In hindsight, I now know how those electronic listening devices were installed in our boardroom.  We had a visit from a local fire extinguisher company asking if they could quote for our fire extinguisher business, so we agreed to have a quote given. The salesman arrived the day before we were due to have a very sensitive board meeting the following day. He said he would be okay to find his own way around the building and locate the fire extinguishers, but I followed security protocol and assigned a security officer to escort him. 

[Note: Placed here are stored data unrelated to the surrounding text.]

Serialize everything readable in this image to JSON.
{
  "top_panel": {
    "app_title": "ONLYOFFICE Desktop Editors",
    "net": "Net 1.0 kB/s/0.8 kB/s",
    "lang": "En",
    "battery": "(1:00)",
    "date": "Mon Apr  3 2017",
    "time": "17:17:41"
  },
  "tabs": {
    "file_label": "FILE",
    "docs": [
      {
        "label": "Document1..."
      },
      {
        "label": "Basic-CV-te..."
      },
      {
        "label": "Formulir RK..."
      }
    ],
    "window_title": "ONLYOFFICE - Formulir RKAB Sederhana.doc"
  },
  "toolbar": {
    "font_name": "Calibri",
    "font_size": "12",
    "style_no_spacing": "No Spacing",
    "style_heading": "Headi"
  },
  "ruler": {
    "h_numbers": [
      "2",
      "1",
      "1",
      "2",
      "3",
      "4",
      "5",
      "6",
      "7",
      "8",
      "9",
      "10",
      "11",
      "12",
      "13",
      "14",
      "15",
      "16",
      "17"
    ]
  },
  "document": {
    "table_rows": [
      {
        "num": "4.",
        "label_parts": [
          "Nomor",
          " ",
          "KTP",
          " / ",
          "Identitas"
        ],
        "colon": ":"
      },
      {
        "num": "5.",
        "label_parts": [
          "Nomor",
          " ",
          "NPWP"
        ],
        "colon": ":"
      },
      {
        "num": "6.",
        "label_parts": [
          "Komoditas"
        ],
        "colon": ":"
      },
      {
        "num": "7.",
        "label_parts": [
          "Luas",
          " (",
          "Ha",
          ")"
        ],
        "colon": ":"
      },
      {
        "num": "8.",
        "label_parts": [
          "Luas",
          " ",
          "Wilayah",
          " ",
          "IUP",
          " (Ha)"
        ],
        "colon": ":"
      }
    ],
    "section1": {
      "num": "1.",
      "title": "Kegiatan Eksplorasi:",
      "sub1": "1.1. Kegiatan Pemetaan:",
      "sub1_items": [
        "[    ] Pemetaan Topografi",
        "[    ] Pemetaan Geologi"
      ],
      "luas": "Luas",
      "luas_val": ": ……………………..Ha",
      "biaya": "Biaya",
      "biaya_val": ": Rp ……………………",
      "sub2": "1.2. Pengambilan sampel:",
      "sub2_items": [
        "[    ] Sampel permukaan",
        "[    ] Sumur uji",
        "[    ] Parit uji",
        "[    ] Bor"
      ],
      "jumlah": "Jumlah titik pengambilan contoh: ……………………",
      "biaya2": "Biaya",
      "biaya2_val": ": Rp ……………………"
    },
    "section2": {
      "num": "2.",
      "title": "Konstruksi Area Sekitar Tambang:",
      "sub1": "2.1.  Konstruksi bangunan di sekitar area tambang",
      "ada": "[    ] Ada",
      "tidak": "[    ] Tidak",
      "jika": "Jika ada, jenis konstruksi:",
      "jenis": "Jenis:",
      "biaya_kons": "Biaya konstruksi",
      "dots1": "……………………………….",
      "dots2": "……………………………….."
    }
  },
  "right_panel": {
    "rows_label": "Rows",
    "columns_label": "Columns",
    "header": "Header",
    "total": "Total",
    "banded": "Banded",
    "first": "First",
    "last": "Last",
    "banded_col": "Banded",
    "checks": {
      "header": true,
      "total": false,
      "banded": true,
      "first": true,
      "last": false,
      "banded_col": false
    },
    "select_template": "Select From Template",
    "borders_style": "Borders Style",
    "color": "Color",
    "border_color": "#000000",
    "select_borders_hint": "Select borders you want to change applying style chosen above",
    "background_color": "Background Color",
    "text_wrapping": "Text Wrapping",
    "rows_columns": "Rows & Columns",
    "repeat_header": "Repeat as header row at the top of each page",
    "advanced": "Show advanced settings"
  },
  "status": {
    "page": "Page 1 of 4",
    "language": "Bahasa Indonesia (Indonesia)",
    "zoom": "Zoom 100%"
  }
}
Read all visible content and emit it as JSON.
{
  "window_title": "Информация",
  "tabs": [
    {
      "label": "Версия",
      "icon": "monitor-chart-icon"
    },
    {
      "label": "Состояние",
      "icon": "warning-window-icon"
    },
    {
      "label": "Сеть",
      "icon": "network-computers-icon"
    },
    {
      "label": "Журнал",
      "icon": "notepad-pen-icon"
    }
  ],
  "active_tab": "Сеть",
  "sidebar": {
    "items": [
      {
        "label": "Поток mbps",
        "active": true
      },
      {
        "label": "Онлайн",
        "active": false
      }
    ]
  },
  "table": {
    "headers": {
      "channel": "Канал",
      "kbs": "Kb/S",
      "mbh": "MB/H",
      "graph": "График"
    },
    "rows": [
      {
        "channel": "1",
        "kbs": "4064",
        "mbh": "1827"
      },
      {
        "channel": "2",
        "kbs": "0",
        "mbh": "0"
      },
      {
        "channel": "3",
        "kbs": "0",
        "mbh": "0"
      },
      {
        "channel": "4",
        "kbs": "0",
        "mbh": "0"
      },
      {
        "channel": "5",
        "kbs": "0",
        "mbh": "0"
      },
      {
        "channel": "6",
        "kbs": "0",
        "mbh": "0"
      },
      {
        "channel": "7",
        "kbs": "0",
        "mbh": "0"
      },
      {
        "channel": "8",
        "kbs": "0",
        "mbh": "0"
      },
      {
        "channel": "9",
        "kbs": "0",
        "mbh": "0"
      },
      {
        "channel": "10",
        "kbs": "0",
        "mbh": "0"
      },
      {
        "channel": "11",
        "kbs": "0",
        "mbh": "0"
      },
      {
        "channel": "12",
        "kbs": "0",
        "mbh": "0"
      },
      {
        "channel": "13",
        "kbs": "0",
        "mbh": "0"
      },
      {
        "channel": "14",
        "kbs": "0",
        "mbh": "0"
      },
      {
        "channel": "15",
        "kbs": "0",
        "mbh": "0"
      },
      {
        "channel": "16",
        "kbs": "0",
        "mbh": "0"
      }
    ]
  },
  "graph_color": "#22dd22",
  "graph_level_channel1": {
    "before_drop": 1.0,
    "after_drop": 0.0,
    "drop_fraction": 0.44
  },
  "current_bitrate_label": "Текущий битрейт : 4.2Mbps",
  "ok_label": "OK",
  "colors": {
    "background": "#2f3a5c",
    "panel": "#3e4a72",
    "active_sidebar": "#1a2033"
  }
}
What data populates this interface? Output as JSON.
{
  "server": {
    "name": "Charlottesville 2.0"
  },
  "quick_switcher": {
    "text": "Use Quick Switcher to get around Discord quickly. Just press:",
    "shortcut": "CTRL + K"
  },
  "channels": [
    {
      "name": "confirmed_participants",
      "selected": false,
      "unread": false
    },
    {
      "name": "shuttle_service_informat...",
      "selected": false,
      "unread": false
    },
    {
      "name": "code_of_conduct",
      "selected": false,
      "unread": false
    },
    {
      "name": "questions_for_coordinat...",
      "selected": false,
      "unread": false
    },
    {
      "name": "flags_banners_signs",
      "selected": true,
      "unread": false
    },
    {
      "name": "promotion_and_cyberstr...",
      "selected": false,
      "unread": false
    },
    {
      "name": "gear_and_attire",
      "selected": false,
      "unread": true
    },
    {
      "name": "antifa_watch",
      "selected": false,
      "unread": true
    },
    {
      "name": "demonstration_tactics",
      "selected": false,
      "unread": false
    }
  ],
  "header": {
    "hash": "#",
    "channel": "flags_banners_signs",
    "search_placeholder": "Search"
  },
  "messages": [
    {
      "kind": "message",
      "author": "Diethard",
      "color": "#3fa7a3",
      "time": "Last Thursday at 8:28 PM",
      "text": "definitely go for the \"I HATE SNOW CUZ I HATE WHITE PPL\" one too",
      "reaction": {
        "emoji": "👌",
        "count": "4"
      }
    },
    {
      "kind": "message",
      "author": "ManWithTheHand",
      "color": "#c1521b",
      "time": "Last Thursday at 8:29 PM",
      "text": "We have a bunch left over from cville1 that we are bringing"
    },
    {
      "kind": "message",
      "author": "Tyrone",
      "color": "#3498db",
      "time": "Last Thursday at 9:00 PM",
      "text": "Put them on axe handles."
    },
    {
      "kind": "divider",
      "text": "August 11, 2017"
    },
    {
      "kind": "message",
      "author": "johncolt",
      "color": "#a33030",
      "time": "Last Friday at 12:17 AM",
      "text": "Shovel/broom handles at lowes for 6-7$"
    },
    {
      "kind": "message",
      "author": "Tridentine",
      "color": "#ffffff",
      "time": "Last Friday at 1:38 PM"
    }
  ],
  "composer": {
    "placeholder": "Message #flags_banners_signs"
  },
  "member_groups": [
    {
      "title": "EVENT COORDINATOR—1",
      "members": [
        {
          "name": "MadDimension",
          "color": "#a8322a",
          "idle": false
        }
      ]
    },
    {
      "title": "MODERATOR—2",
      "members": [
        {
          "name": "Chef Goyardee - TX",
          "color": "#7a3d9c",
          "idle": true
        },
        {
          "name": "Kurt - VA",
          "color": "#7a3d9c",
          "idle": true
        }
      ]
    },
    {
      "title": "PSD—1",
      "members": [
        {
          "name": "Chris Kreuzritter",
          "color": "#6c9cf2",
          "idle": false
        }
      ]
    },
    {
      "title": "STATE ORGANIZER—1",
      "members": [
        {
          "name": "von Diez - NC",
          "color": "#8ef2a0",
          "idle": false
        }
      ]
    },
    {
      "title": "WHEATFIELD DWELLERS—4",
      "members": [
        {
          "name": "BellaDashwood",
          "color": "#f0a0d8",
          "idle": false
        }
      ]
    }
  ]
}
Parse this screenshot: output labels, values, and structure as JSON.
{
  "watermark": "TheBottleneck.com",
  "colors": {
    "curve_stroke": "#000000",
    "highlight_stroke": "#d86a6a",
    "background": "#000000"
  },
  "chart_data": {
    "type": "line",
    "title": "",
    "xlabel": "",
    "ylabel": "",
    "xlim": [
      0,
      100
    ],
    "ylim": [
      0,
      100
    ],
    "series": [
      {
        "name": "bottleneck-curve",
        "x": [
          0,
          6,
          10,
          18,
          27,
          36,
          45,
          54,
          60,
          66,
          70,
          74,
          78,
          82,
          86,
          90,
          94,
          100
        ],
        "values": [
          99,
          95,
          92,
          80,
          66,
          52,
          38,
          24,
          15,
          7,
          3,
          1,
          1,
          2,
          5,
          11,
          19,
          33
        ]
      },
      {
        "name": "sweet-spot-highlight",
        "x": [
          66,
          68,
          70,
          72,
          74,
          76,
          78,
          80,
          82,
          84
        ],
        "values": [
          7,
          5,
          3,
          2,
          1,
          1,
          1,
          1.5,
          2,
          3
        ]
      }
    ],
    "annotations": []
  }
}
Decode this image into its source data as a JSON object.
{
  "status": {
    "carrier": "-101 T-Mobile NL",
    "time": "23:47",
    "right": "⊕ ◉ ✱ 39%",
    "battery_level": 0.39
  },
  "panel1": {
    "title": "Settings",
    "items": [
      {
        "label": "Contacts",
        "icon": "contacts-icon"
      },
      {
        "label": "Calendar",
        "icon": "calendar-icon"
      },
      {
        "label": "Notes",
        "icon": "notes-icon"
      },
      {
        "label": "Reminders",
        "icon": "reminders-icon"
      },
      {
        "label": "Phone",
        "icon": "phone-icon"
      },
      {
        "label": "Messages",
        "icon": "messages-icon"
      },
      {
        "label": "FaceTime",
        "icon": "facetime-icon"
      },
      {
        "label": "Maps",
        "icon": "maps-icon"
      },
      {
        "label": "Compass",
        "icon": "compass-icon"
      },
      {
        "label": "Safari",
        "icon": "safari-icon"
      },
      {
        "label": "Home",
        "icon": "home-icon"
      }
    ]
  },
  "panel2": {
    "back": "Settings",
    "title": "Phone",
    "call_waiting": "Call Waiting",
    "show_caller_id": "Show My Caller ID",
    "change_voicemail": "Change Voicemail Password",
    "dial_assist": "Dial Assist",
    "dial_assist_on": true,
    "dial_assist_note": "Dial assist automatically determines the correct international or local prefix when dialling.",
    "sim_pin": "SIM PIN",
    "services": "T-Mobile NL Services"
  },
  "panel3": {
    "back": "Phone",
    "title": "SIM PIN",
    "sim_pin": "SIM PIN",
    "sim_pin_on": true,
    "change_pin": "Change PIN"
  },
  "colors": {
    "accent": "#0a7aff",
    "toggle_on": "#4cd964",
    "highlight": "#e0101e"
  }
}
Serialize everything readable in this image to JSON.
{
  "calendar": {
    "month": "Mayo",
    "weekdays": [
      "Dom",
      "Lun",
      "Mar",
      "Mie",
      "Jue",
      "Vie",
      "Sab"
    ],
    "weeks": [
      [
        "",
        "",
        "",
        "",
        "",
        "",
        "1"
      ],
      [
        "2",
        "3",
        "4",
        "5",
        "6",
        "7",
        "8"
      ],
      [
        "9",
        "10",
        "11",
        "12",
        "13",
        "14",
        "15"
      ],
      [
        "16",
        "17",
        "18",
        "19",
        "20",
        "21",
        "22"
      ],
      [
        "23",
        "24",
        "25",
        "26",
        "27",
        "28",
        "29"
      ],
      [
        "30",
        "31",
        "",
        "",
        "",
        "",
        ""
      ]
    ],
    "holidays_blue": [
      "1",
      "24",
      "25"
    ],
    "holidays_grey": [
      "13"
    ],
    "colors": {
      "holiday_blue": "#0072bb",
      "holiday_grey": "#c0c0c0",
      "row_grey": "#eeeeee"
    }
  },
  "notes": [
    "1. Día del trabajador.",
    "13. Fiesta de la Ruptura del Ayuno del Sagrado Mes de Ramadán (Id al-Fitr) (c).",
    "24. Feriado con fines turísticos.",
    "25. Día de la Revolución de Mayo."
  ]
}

However, the security officer was called away due to an incident taking place. That is when he must have placed the listening devices in the board room. After the loss of the contract, and back-tracking on what may have occurred, we checked with the local fire extinguisher company who had no knowledge of anyone from their company cold calling for business. The loss of that contract cost us two million pounds in lost revenue”

Lessons Learned:

  • Due diligence on the identification of the Fire Extinguisher Salesperson.
  • Most company's invite more than one supplier to quote for services.
  • Security protocols and procedures should be followed at all times - the fire extinguisher salesperson should have been escorted back to reception.
  • A Security officer should be positioned at board room entry points to prevent unauthorised entry.
  • The Boardroom(s), of particularly top 100 Companies, should be swept for electronic devices prior to a boardroom meeting taking place, and the room should remain in a secure sterile environment until the board of directors enter the room.